2010 Corn foliar fungicide and insecticide project
Research in southeast Michigan will be continued to better determine the value of these applications.
Farmers in southeast Michigan are interested in obtaining higher corn yields. Chemical and fertilizer companies, and people such as Kip Cullers, have promoted the use of foliar products such as fungicides and insecticides to corn.
It is no surprise that farmers want higher yields. Scouting corn, particularly in the late vegetative and reproductive growth stages, is not one of the more fun tasks of the summer. Plant health, even without a lot of disease or insect pressure, is also mentioned as a benefit of foliar applied fungicides.
Several questions naturally arise during these discussions: Are leaf diseases or insects present? Do these products work, even without significant disease or insect pressure? Will using these products provide a yield increase? Does any profit from using these materials outweigh the expense? How can farmers apply post-emergent foliar products to corn?

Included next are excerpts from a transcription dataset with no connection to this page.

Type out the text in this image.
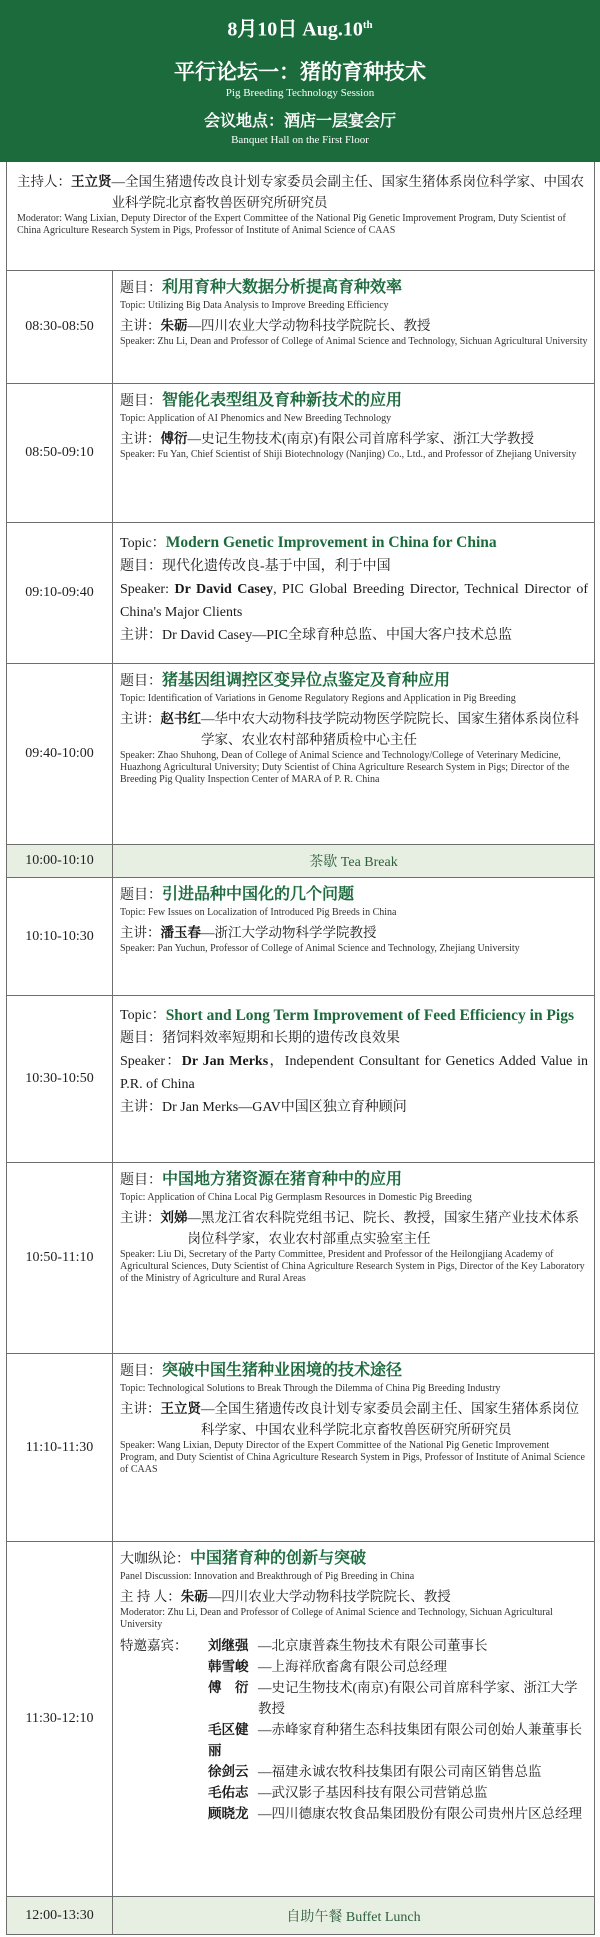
8月10日 Aug.10th
平行论坛一：猪的育种技术
Pig Breeding Technology Session
会议地点：酒店一层宴会厅
Banquet Hall on the First Floor
主持人：王立贤 —全国生猪遗传改良计划专家委员会副主任、国家生猪体系岗位科学家、中国农业科学院北京畜牧兽医研究所研究员
Moderator: Wang Lixian, Deputy Director of the Expert Committee of the National Pig Genetic Improvement Program, Duty Scientist of China Agriculture Research System in Pigs, Professor of Institute of Animal Science of CAAS
08:30-08:50
题目：利用育种大数据分析提高育种效率
Topic: Utilizing Big Data Analysis to Improve Breeding Efficiency
主讲：朱砺 —四川农业大学动物科技学院院长、教授
Speaker: Zhu Li, Dean and Professor of College of Animal Science and Technology, Sichuan Agricultural University
08:50-09:10
题目：智能化表型组及育种新技术的应用
Topic: Application of AI Phenomics and New Breeding Technology
主讲：傅衍 —史记生物技术(南京)有限公司首席科学家、浙江大学教授
Speaker: Fu Yan, Chief Scientist of Shiji Biotechnology (Nanjing) Co., Ltd., and Professor of Zhejiang University
09:10-09:40
Topic：Modern Genetic Improvement in China for China
题目：现代化遗传改良-基于中国，利于中国
Speaker: Dr David Casey, PIC Global Breeding Director, Technical Director of China's Major Clients
主讲：Dr David Casey—PIC全球育种总监、中国大客户技术总监
09:40-10:00
题目：猪基因组调控区变异位点鉴定及育种应用
Topic: Identification of Variations in Genome Regulatory Regions and Application in Pig Breeding
主讲：赵书红 —华中农大动物科技学院动物医学院院长、国家生猪体系岗位科学家、农业农村部种猪质检中心主任
Speaker: Zhao Shuhong, Dean of College of Animal Science and Technology/College of Veterinary Medicine, Huazhong Agricultural University; Duty Scientist of China Agriculture Research System in Pigs; Director of the Breeding Pig Quality Inspection Center of MARA of P. R. China
10:00-10:10	茶歇 Tea Break
10:10-10:30
题目：引进品种中国化的几个问题
Topic: Few Issues on Localization of Introduced Pig Breeds in China
主讲：潘玉春 —浙江大学动物科学学院教授
Speaker: Pan Yuchun, Professor of College of Animal Science and Technology, Zhejiang University
10:30-10:50
Topic： Short and Long Term Improvement of Feed Efficiency in Pigs
题目：猪饲料效率短期和长期的遗传改良效果
Speaker：Dr Jan Merks，Independent Consultant for Genetics Added Value in P.R. of China
主讲：Dr Jan Merks—GAV中国区独立育种顾问
10:50-11:10
题目：中国地方猪资源在猪育种中的应用
Topic: Application of China Local Pig Germplasm Resources in Domestic Pig Breeding
主讲：刘娣 —黑龙江省农科院党组书记、院长、教授，国家生猪产业技术体系岗位科学家，农业农村部重点实验室主任
Speaker: Liu Di, Secretary of the Party Committee, President and Professor of the Heilongjiang Academy of Agricultural Sciences, Duty Scientist of China Agriculture Research System in Pigs, Director of the Key Laboratory of the Ministry of Agriculture and Rural Areas
11:10-11:30
题目：突破中国生猪种业困境的技术途径
Topic: Technological Solutions to Break Through the Dilemma of China Pig Breeding Industry
主讲：王立贤 —全国生猪遗传改良计划专家委员会副主任、国家生猪体系岗位科学家、中国农业科学院北京畜牧兽医研究所研究员
Speaker: Wang Lixian, Deputy Director of the Expert Committee of the National Pig Genetic Improvement Program, and Duty Scientist of China Agriculture Research System in Pigs, Professor of Institute of Animal Science of CAAS
11:30-12:10
大咖纵论：中国猪育种的创新与突破
Panel Discussion: Innovation and Breakthrough of Pig Breeding in China
主 持 人：朱砺—四川农业大学动物科技学院院长、教授
Moderator: Zhu Li, Dean and Professor of College of Animal Science and Technology, Sichuan Agricultural University
特邀嘉宾：	刘继强 —北京康普森生物技术有限公司董事长
韩雪峻 —上海祥欣畜禽有限公司总经理
傅　衍 —史记生物技术(南京)有限公司首席科学家、浙江大学教授
毛区健丽
—赤峰家育种猪生态科技集团有限公司创始人兼董事长
徐剑云 —福建永诚农牧科技集团有限公司南区销售总监
毛佑志 —武汉影子基因科技有限公司营销总监
顾晓龙 —四川德康农牧食品集团股份有限公司贵州片区总经理
12:00-13:30	自助午餐 Buffet Lunch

One problem is that there is no uniform rating system for diseases among seed corn companies. What is tolerance? What is resistance? What is the difference? What are the major corn leaf or stalk diseases in southeast Michigan?
Plant health has been mentioned as a benefit of foliar applied products. Improvement in stalk health is typically tied to foliar disease control. Leaf disease control is also correlated with improved stalk health. Since foliar disease is the main driver of stalk health, farmers need to pay attention to leaf diseases. Corn root diseases are not typically a major problem in commercial corn that can be managed by foliar fungicides.
Corn insects are another issue, particularly since Bt corn products entered the market in 1996. European corn borers and the variant western corn rootworm have not been economic problems in southeast Michigan since the respective Bt corn varieties have been available to farmers. The newer western bean cutworm is a pest that bears watching as it moves eastward across the Cornbelt.
Can farmers manage leaf and stalk diseases?
There are many factors to consider, including:
- Variety susceptibility
- Weather including temperature, humidity and wind
- Tillage and residue
- Previous or continuous corn crop
- Field history
Insects such as common stalk borer that bore into corn plants, can lead to stalk disease infection. Hail or wind can lead to stalk diseases. Animal feeding or damage can be another reason to look for subsequent diseases.
Some diseases, such as gray leaf spot or Gibberella ear rot, will overwinter in corn residue. However, primary tillage does not help as spores can blow in from neighboring fields. Diseases such as gray leaf spot, eyespot, northern corn leaf blight and common leaf rust can be managed with fungicides. Foliar fungicide application is the only management option to control some foliar diseases in corn after planting. Applied correctly, a foliar fungicide may reduce the impact of some foliar leaf diseases in corn.
Did we have diseases in southeast Michigan in 2010?
2010 was the worst year for anthracnose that I have seen in 31 years of county Extension work. This disease can affect over 300 types of plants ranging from flowers to trees. In corn last year, the upper corn leaves developed lesions and spots that elongated and turned entire leaves a tan color. Severely infected leaves on susceptible hybrids will wither and die within a few days. On resistant plants, the lesions are usually smaller. This fungus can also cause severe top dieback and stalk rot, which are considered to be more important causes of yield loss. Gray leaf spot, leaf rust and Northern corn leaf blight were also present on susceptible varieties.
For 2010, we worked with Syngenta using one product, replicated four times. Herb Smith hosted Monroe County plot and Jerry Kuhl was the Washtenaw County host. These were field-size plots, which meant that we only had enough room for one set of replicated treatments. In Monroe County, Quadris fungicide and Warrior insecticide were applied at the company-recommended V5 growth stage. In Washtenaw County, Quilt was applied at the R2 growth stage.
Treatments in Monroe County were made at the V5 growth stage, as recommended by the company. There were four replications of both the treated and untreated strips, which ran the length of the field. No statistics of significant differences were run since there is only one location and one year of data. At this growth stage, no leaf or stalk diseases were noted. As of the treatment date of June 25, there were no corn insect problems.
Only a fungicide treatment was made in Washtenaw County at the R2 growth stage on August 2. In this particular situation, I was unable to get the custom applicator to come at the V5 stage. Therefore, Quilt was used at 14 ounces per acre, and the treatment was replicated four times. Anthracnose, leaf rust and Gray leaf spot were observed in this field later in the season, but not at threshold levels. The corn variety used was a Rupp 101-day corn in which the company rated it “good” for “staygreen” and “excellent” for stalk strength.
In summary, for 2010, with one year of data and in only two locations, there was not enough data to show that the treatments offered measurable benefits. Both host farmers have agreed to conduct this trial again in 2011 as this project has been approved for 2011 and 2012 in southeast Michigan.